In our experience, most people hip to Agile understands the Dev teams’ work intuitively. Epics decompose into features. Features into stories. The work flows through some tiered governance model. The delivery teams are rapidly putting increments of tested products on the market. Typically, we see some automation to mitigate the risk of escaped defects. Pretty standard.

But how do you do that with a product assumption? The names and faces may look a little different for product organizations, but they have the same principles. We’re looking to quickly get a lightweight version of the assumption—an MVP if you will—in the market. We want to validate that assumption with real people as fast as possible and then apply what we learn to the next batch of work.

How Agile is Your Product Organization?

If you want your product teams to be more Agile, there are three critical categories they should focus on: prioritization, prototyping, and metrics.


Most organizations don’t lack ideas. There are a ton of ideas inside every organization. And when you have a ton of ideas, you need a way to prioritize them that isn’t just a gut feeling. You need a methodology that uses metrics and data to help you decide what to build and when to build it.

Every organization is different, but your criteria might be something like Business Value to the organization + Business Risk Metric + Level of Validation Required = Proceed or Holdoff. Whatever your specific criteria are, you must have a way to marry the art and the science of product development to ensure you make the appropriate level of investment.

In a company full of ideas, people are going to have opinions. And developing a methodology to prioritize what you’re going to build will enable you to keep the feelings out of it, have value-based conversations as a team, and ultimately make better decisions for the business.


Remember when we were talking about an MVP assumption earlier? That’s what prototyping is. Things inevitably cost more as they move down the product line. The goal of prototyping is to create the most realistic façade of the product you can without actually building it so that you can get feedback from your customers.

Think about the old-timey towns in Western movies from the 60s. The sets would only include the fronts of the buildings. As an audience member, you got 10% of the buildings but 90% of the experience. We’re doing the same thing.

We want to give our customers 90% of the experience. Just enough usability. Just enough navigation options. Just enough so we can see how they interact with it and use it when left to their own devices.

You can prototype in Photoshop, PowerPoint, Keynote, InVision, or Figma. Regardless of how you build a prototype, it needs to be lightweight, cost-effective, and take up the least amount of bandwidth possible from the rest of the organization.

Once you validate your assumption with the customer, you can begin the technical work, get Ops involved, and Support when necessary. You want to be careful you’re not jumping down the product line too early.

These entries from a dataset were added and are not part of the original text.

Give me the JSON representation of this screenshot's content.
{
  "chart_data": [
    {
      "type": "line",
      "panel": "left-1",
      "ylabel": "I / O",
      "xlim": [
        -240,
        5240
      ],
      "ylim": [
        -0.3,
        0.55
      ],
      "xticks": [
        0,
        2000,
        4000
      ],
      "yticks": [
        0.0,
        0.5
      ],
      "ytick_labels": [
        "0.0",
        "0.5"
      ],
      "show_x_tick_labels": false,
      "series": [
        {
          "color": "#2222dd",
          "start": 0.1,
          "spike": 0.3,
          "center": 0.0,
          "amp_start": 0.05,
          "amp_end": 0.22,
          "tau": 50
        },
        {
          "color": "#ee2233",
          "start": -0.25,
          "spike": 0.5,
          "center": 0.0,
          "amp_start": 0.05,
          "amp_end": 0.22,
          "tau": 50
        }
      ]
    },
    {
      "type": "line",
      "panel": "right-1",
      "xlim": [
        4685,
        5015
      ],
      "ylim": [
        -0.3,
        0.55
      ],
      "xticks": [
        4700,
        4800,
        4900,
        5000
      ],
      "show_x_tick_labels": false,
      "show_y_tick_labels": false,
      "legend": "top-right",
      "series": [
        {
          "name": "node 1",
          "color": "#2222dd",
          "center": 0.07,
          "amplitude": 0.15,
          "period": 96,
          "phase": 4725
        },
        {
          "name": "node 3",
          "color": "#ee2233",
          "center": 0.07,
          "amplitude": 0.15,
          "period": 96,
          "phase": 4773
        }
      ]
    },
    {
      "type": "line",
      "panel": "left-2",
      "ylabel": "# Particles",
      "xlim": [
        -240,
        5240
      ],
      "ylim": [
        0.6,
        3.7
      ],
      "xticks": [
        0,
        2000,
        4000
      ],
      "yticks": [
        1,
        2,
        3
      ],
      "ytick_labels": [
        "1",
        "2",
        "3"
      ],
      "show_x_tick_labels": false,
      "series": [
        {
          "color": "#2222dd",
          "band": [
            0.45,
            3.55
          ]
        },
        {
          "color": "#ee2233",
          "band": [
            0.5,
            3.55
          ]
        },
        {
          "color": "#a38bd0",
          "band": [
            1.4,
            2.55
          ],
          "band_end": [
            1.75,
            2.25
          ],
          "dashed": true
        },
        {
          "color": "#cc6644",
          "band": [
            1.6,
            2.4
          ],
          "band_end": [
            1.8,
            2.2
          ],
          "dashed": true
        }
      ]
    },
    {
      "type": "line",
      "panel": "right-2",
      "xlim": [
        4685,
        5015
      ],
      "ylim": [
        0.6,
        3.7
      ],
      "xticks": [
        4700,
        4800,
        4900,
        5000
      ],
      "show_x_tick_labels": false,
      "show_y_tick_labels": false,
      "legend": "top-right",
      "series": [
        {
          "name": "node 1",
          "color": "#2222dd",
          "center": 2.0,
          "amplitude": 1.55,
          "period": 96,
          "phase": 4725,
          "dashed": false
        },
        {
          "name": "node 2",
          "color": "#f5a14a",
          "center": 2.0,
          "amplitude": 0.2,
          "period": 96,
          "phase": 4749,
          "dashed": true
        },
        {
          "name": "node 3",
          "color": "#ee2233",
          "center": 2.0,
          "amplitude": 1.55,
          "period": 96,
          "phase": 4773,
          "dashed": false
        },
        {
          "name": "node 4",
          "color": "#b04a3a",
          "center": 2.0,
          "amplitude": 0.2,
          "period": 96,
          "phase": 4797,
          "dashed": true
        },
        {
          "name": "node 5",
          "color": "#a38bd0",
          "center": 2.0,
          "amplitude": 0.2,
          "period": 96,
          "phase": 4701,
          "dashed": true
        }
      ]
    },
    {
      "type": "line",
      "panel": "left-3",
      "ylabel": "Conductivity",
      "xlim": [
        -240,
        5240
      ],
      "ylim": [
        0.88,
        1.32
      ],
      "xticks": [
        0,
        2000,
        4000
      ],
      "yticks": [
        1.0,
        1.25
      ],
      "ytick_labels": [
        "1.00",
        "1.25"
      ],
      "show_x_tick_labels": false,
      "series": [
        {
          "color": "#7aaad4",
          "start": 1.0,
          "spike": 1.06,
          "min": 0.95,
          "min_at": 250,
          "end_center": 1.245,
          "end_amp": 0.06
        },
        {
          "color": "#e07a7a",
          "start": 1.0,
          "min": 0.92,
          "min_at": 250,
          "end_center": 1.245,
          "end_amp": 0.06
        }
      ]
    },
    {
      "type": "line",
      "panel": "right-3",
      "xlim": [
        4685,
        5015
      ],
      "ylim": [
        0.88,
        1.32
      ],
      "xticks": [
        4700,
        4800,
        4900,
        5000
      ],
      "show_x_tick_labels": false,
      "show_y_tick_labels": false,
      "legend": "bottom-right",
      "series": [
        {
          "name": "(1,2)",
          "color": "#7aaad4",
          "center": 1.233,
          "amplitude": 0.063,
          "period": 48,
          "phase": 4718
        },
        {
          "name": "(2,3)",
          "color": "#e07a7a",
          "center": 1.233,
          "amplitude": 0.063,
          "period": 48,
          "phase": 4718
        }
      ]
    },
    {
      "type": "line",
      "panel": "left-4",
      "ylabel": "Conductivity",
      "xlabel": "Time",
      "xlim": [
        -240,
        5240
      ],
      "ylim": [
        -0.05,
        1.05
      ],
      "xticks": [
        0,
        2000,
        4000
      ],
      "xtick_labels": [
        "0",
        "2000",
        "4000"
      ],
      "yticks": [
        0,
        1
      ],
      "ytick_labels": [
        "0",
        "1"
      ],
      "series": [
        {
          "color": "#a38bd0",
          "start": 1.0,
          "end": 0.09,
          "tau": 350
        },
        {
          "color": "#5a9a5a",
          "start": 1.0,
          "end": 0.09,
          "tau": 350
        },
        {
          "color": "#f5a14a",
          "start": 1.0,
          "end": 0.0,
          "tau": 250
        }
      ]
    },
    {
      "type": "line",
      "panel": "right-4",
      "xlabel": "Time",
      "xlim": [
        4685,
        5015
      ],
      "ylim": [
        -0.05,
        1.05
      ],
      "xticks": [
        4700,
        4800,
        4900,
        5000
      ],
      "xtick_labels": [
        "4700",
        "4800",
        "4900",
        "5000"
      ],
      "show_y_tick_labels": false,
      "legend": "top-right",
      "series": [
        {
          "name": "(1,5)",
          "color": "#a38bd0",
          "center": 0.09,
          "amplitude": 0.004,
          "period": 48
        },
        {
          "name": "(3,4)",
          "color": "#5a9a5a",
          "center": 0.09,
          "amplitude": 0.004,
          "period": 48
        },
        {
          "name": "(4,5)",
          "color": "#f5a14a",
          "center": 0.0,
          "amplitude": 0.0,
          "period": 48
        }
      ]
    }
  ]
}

Metrics are tricky due to every organization’s unique structure, values, risk tolerance, and current reality. That said, understanding things like feature development cost, customers gained, feature usage, and revenue are safe bets, regardless of the organization. Mileage may vary on all of these, but the point is that you need to have a way of understanding what success looks like.

And if you’re only measuring features built or hours spent—those don’t have any business value, so they’re hard to get excited about and don’t mean anything at the end of the day.

The Benefits of Agile in Product Organizations

Alright, we’ll admit it. We said delighting your customers was easy, but maybe it’s easier said than done. It’s going to take some planning. But it’s worth it. Here’s why.

Once you nail prioritization, begin prototyping like a boss, and have tangible business metrics to tie it back to—it’s like you’ve discovered this new hidden superpower. Suddenly, you’re stacking cash, keeping stakeholders happy, providing your teams meaningful work, and ultimately delivering products your customers crave.

And happy customers are always the number one hallmark of any successful business.